Job Overview
-
Date PostedNovember 2, 2024
-
Location
-
Expiration date--
Job Description
We are looking for a skilled and experienced GCP Data Lead Engineer to join our Data team in Hyderabad location.
About the job
Position: GCP Data Engineering – Lead Programmer Analyst
Total Experience: Minimum 5 yrs to 7 yrs of experience.
Notice Period: Immediate -15 days
Must have skills: GCP Cloud, GCS, BigQuery, Python, PySpark, DWH Architecture, ETL, SQL
Job Description: GCP Data Engineering – Lead Programmer Analyst
We are seeking a highly skilled and knowledgeable Data Engineer to join our Data Management team on a transformative Move to Cloud (M2C) project. The ideal candidate will have a strong background in creating robust data ingestion pipelines and a deep understanding of ETL processes, particularly within the Google Cloud Platform ecosystem and using tools such as dbt Labs over BigQuery.
Responsibilities:
- Develop and maintain scalable and reliable data pipelines using PySpark and SQL to support the migration from Oracle's on-premises data warehouse (structured data source) and unstructured data sources to BigQuery.
- Design and implement bulletproof data ingestion and integration processes that ensure data quality and consistency.
- Use the dbt tool to create and manage ETL processes that transform and load data efficiently from/into BigQuery.
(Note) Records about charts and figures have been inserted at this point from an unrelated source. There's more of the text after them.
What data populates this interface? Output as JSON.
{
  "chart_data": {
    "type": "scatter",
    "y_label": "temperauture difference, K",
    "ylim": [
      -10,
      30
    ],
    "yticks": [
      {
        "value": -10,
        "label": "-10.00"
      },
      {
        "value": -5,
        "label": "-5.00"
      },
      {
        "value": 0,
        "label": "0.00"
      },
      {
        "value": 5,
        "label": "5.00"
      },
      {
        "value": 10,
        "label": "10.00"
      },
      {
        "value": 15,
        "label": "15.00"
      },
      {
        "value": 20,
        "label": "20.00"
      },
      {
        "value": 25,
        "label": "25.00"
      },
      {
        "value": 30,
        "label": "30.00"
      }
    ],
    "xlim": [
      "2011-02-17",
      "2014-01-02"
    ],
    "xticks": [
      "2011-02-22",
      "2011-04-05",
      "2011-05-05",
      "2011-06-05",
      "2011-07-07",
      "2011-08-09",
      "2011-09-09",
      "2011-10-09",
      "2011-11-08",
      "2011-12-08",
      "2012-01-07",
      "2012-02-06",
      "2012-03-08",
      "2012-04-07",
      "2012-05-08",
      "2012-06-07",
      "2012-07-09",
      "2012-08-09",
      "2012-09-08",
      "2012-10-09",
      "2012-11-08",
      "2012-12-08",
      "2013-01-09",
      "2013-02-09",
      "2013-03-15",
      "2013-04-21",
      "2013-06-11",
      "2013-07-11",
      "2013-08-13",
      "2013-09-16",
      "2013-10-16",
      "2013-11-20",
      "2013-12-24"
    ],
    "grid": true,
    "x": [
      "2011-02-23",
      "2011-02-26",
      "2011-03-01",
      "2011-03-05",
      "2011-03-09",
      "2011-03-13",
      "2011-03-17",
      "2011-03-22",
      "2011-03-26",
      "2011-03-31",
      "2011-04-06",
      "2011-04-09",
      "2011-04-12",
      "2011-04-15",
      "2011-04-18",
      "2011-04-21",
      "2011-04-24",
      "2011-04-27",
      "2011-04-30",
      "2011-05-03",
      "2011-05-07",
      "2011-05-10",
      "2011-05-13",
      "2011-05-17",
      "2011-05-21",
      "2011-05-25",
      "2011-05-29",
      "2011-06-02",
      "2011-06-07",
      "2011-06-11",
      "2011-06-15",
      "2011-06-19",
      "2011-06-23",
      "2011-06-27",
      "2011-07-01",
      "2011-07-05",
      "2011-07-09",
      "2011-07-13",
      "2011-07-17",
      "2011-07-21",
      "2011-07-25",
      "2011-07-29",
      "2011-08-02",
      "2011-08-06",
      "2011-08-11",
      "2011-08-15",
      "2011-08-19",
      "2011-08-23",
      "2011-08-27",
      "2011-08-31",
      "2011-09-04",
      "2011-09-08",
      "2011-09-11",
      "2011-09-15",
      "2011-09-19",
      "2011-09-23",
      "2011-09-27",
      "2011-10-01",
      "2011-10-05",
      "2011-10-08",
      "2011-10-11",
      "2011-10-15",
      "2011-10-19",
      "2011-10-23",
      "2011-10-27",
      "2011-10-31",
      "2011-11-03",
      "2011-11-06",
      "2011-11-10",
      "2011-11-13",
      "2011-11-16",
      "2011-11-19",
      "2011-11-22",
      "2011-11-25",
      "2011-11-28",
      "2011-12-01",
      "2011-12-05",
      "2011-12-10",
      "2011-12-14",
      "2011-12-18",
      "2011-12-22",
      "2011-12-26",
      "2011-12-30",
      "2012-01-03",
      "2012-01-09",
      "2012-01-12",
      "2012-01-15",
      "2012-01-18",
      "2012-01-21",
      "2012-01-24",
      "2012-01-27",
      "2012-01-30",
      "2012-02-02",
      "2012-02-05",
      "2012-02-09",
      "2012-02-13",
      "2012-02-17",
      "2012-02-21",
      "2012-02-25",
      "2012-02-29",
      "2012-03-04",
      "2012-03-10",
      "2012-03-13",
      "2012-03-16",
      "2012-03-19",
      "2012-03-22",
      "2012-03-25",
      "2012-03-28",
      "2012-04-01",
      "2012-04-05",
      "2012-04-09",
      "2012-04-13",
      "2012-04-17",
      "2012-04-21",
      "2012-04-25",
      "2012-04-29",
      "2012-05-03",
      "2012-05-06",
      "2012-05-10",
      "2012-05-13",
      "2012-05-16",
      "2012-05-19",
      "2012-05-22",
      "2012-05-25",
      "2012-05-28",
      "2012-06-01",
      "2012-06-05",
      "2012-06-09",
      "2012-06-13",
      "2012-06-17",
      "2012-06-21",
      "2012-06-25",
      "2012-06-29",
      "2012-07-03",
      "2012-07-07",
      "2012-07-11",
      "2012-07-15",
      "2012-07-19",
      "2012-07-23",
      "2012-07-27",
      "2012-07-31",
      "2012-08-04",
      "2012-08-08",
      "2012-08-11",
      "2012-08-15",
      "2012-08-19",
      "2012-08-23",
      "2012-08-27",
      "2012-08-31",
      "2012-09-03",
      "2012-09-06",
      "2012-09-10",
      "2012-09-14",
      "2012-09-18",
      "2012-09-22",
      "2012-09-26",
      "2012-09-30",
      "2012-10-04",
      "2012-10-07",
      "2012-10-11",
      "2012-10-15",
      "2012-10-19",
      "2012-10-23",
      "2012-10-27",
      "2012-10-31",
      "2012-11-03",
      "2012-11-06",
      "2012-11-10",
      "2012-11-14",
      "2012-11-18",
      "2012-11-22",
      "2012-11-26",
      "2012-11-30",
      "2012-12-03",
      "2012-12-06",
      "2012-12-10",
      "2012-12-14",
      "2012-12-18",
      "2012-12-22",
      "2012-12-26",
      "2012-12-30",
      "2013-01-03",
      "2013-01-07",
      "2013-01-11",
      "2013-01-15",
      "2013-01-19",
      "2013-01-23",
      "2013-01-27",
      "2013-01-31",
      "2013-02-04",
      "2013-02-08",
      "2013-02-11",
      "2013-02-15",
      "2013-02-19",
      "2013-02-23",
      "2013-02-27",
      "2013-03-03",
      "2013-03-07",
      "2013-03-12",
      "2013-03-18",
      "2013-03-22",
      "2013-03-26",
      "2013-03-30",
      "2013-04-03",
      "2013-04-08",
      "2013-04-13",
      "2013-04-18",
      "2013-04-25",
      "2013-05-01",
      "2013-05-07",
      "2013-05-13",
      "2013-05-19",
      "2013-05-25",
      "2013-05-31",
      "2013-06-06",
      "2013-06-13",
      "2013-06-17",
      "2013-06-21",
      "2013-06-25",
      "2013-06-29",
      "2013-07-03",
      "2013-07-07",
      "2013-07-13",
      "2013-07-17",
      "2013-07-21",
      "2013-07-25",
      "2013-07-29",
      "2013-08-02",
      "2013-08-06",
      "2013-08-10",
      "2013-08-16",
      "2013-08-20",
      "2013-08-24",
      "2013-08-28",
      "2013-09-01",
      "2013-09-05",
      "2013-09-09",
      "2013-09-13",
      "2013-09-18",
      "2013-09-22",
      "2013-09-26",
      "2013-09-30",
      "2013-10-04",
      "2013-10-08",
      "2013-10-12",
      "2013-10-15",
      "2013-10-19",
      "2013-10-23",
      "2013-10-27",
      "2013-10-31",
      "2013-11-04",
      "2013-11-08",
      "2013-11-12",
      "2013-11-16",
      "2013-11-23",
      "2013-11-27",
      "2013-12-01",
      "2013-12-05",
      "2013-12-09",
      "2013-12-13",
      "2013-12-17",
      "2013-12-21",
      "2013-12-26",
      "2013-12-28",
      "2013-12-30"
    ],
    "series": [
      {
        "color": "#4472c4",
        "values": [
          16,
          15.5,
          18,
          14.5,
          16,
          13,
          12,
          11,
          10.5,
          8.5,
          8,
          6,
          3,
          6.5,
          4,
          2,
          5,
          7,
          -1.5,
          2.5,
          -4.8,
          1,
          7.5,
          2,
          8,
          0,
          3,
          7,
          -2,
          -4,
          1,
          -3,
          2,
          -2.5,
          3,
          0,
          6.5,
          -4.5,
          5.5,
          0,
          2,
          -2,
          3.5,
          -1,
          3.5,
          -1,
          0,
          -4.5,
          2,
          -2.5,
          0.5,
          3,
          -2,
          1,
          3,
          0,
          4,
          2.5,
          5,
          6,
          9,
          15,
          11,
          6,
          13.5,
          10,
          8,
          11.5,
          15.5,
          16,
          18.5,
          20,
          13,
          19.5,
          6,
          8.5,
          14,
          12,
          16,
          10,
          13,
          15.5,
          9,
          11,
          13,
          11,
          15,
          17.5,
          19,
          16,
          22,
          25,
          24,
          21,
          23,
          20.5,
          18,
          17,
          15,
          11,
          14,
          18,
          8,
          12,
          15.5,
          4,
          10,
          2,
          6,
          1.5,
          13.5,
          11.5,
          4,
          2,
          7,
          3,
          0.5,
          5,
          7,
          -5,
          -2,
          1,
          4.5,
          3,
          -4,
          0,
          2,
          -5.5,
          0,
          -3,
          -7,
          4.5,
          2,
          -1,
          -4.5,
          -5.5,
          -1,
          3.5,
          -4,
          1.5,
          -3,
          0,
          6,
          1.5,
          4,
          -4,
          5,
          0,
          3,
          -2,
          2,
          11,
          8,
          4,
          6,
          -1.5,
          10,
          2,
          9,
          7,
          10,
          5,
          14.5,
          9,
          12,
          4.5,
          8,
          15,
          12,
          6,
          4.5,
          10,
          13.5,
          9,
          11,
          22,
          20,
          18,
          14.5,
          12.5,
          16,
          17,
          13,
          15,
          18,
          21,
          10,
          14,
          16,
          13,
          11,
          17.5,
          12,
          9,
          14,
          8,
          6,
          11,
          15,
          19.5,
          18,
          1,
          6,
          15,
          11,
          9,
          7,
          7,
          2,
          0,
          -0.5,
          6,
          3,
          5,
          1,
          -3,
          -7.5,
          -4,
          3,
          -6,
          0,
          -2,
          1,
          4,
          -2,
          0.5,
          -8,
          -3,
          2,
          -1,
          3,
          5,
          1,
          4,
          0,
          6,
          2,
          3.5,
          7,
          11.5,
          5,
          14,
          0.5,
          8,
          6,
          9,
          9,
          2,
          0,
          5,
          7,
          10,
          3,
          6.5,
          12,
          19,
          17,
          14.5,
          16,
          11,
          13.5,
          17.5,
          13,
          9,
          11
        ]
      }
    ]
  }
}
- Ensure the resilience and efficiency of data transformation jobs that can handle large volumes of data within a cloud-based architecture.
- Work closely with our Data Engineers to gather requirements for the currently developed data pipelines.
- Provide expertise in GCP services like DataProc, DataFlow, Cloud Functions, Workflows, Cloud Composer, and BigQuery, advocating for best practices in cloud-based data management.
- Collaborate with data architects and other stakeholders to optimize data models and warehouse design for the cloud environment.
- Develop and implement monitoring, quality, and validation processes to ensure the integrity of data pipelines and data.
- Document all data engineering processes and create clear specifications for future reference and compliance.
Requirements:
- Bachelor's or Master’s degree in Computer Science, Engineering, or a related field.
- Minimum of 5 years of experience as a Data Engineer with a focus on cloud-based solutions.
- Proficient in GCP services, with a strong emphasis on data-related products such as DataProc, DataFlow, Cloud Functions, Workflows, Cloud Composer, and BigQuery.
- Extensive experience with ETL tools, particularly dbt Labs, and a clear understanding of ETL best practices.
- Experience in building and optimizing data pipelines, architectures, and data sets from structured/unstructured data sources.
- Strong analytical skills with the ability to understand complex requirements and translate them into technical solutions.
- Excellent problem-solving abilities and a commitment to quality.
- Strong communication skills, with the ability to work collaboratively in a team environment.
- Relevant certifications in the Google Cloud Platform or other data engineering credentials are desirable.
- Proficiency in SQL and Python with knowledge of Spark.
- Fluent in English, with strong written and verbal communication skills.